Gender-Pisa: Lesen ist auch was für Kerle

In der Schule prägen Rollenklischees noch zu sehr den Blick auf den einzelnen Schüler. Ein Kommentar

Ein Kommentar von Anja Kühne

Veranstaltet das Weiße Haus ein Barbecue, steht Barack Obama am Grill, Michelle Obama an den Salatschüsseln. Natürlich könnte es umgekehrt sein. Doch es gehört zum Spiel der Geschlechter, dass der Mann mit der Grilltechnik, dem blutigen Steak und dem Feuer ringt, während seine Frau über die Früchte von Mutter Natur wacht. Genauso kokett ist es zunächst gemeint, wenn eine Frau sagt: „Mathe kann ich einfach nicht.“ Sie will damit ausdrücken: „Seht her, ich bin eine Frau!“ Der Otto-Versand bot darum Frauen ein T-Shirt an mit dem Aufdruck „In Mathe bin ich Deko“.

In Zeiten des Fachkräftemangels findet die Wirtschaft Flirten mittels Mathe-Schwäche allerdings nicht lustig. Die OECD hat eine Studie vorgelegt, die zeigt, wie Rollenklischees dazu führen, „dass nicht alle Potenziale gehoben werden“. Während 15-jährige Mädchen in der Spitzengruppe in Mathe unterrepräsentiert sind, sind Jungen bei den Spitzenlesern unterrepräsentiert, aber bei den „Risikoschülern“ überrepräsentiert.

Geschlechterrollen sind nicht nur sexy

Die Schüler stecken in einem Teufelskreis: Weil Mathe als etwas für Genies gilt, also als Männersache, fehlt es sogar sehr guten Schülerinnen an Selbstvertrauen – sodass sie auch seltener Höchstleistungen erbringen. Lesen und gute Schulleistungen gelten hingegen als feminin. Wer als harter Kerl angesehen werden will, wird sich dabei zurücknehmen müssen – was auch geschieht, weshalb, siehe oben, Schulerfolg nichts für richtige Männer ist. So kommt es, dass Geschlechterrollen nicht bloß sexy sind. Sie können auch behindern.

Zur Produktion von einengenden Klischees könnte die OECD- Studie indes ungewollt selbst beitragen. Denn sie bestätigt die Öffentlichkeit in ihren Urteilen: „Jungen neigen zum Schulversagen“, „Mädchen haben Angst vor Mathe“. Beide Aussagen generalisieren aber und sind darum falsch.

Die Leistungen von Jungen und Mädchen überlappen sich weit stärker als dass sie sich unterscheiden

In Deutschland hat ein Mädchen ohne deutschen Pass ein höheres Risiko, in der Schule keinen oder nur den Hauptschulabschluss zu machen als ein deutscher Junge – selbst wenn es kein Professorensohn ist.
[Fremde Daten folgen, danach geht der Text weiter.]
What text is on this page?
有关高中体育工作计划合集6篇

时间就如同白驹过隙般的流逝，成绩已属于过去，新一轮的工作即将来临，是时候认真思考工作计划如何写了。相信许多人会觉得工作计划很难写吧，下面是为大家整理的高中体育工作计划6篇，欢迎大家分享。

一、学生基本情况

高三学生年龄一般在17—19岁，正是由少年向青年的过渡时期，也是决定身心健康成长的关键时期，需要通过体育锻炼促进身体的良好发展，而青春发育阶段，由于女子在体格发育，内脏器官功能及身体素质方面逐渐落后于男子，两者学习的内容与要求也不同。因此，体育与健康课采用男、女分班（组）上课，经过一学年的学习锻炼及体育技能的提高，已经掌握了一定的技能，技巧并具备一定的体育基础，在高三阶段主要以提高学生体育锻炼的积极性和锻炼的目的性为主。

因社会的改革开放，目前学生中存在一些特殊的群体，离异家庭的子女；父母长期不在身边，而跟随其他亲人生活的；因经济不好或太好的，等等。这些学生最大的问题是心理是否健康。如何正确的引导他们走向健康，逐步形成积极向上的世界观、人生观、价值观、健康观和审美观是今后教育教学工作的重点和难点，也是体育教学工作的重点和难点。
Wer sagt, dass die Mädchen Angst vor Mathe haben, blendet aus, dass sehr viele Jungen (über die Hälfte!) auch Angst vor Mathe haben – aber viele Mädchen nicht (ein Drittel). In allen Bereichen überlappen sich Leistungen und Verhalten von Mädchen und Jungen weit stärker, als dass sie sich unterscheiden. Und zumindest holen junge Männer mangelnde Lesefähigkeiten auf, sobald sie berufstätig sind. Wenn es um „Risikoschüler“ geht, ist jede Hilfe nötig – egal ob nun für Jungen oder für Mädchen.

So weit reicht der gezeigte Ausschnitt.